To preserve and improve student self-government, undergraduate and graduate/professional student leaders need to come to a compromise. The “Two for Two” proposal that prescribed a distinct undergraduate government and a graduate/professional student government — each complete with legislative, executive and judicial branches — fell 41 votes short of becoming the student constitution.
This ballot box failure (the second for the proposal) left the student constitution unchanged and plan’s sponsors, the Graduate and Professional Student Federation leadership, frustrated. In an Oct. 31 Daily Tar Heel story, GPSF’s vice president for internal affairs said he filed more than 80 complaints related to the election, mostly against the “No for Both” campaign, which opposed all constitutional change. In the story, he also said he wished administration would intervene.
Given all this, the editorial board suggests a compromise: a new student constitution that would give graduate and professional students their own legislative branch with exclusive jurisdiction over graduate and professional students and control of their full fair share of student fees, all while maintaining a united executive branch of student government that represents the entire student body.
Despite the sometimes toxic nature of their recent conflicts, the leaders of student government (in both undergraduate student government and GPSF) have shown by their dedication to their own ideas that they have the spirit and intelligence to implement a compromise solution well. We hope they do so quickly enough that UNC administration will not feel the need to intervene and, in so doing, sully student government’s traditional independence.
Graduate and professional students have legitimate grievances with the current construction of student government — grievances that inspired the failed constitutional proposal. First of all, while it reserves spots for graduate students, Student Congress does not fill them. Despite the fact that graduate and professional students make up almost 37 percent of UNC’s student body, they fill only three of the 15 seats reserved for them in Student Congress. The bottom line is that the GPSF Senate (the body that the “Two for Two” constitution would have endowed with significant legislative power) is filled with graduate and professional students, while Student Congress is not.

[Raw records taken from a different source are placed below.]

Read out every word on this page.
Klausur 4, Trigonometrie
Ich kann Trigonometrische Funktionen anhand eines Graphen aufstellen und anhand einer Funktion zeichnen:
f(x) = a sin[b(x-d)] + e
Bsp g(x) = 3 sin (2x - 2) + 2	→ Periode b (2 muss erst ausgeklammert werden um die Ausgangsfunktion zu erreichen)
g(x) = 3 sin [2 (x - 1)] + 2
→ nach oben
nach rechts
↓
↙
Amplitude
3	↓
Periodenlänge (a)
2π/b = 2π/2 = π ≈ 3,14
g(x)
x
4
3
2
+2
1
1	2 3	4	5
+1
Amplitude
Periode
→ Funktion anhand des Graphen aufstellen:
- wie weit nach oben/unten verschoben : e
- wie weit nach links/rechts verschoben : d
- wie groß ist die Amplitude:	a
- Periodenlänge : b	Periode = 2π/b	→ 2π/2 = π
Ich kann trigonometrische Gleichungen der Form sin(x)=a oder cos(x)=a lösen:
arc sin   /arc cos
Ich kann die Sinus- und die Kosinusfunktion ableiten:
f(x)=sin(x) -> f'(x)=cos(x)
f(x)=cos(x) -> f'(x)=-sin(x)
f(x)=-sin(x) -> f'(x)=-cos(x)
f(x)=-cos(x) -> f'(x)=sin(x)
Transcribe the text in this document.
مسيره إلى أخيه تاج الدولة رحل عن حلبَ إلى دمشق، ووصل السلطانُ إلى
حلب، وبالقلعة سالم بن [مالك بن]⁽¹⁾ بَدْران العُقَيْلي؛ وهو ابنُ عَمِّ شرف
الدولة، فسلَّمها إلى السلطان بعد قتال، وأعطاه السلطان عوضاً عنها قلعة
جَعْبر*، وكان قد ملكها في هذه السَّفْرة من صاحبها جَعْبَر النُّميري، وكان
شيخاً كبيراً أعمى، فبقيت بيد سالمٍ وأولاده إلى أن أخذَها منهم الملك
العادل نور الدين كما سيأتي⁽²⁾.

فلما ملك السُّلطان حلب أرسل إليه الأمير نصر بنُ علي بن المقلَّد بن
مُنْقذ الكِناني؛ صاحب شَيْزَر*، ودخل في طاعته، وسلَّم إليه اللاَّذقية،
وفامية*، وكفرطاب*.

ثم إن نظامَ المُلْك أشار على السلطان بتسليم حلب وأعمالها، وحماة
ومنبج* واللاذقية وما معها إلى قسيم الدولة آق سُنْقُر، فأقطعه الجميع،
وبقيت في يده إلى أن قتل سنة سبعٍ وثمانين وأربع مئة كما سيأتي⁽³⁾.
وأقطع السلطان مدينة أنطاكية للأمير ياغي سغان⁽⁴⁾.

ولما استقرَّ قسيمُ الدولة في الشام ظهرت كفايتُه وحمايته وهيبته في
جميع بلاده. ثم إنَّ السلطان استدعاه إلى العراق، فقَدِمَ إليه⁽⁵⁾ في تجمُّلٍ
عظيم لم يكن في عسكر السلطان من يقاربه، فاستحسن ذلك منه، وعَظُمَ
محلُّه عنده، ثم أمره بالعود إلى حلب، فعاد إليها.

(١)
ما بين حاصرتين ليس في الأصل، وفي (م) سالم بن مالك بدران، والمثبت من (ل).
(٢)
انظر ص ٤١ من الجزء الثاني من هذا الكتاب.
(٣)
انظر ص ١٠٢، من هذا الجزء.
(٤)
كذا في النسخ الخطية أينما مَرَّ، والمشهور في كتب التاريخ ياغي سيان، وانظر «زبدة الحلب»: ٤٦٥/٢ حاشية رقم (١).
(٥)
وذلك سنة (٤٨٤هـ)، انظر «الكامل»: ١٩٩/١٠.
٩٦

Graduate and professional students do have real needs that could be met by a more representative student legislature. For example, allocating funding for individuals presenting research at conferences — something Student Congress currently does not do — would be an excellent way to promote the University’s mission and help graduate students advance their careers. On the other hand, undergraduate student leaders who opposed the “Two for Two” plan, are right to fear the weakness of a divided student government in relation to the administration and the Board of Trustees.
The “Two for Two” plan’s wholesale splitting of undergraduates from graduate and professional students would likely dilute student voice.
We Tar Heels are in this together, and our student government should reflect that.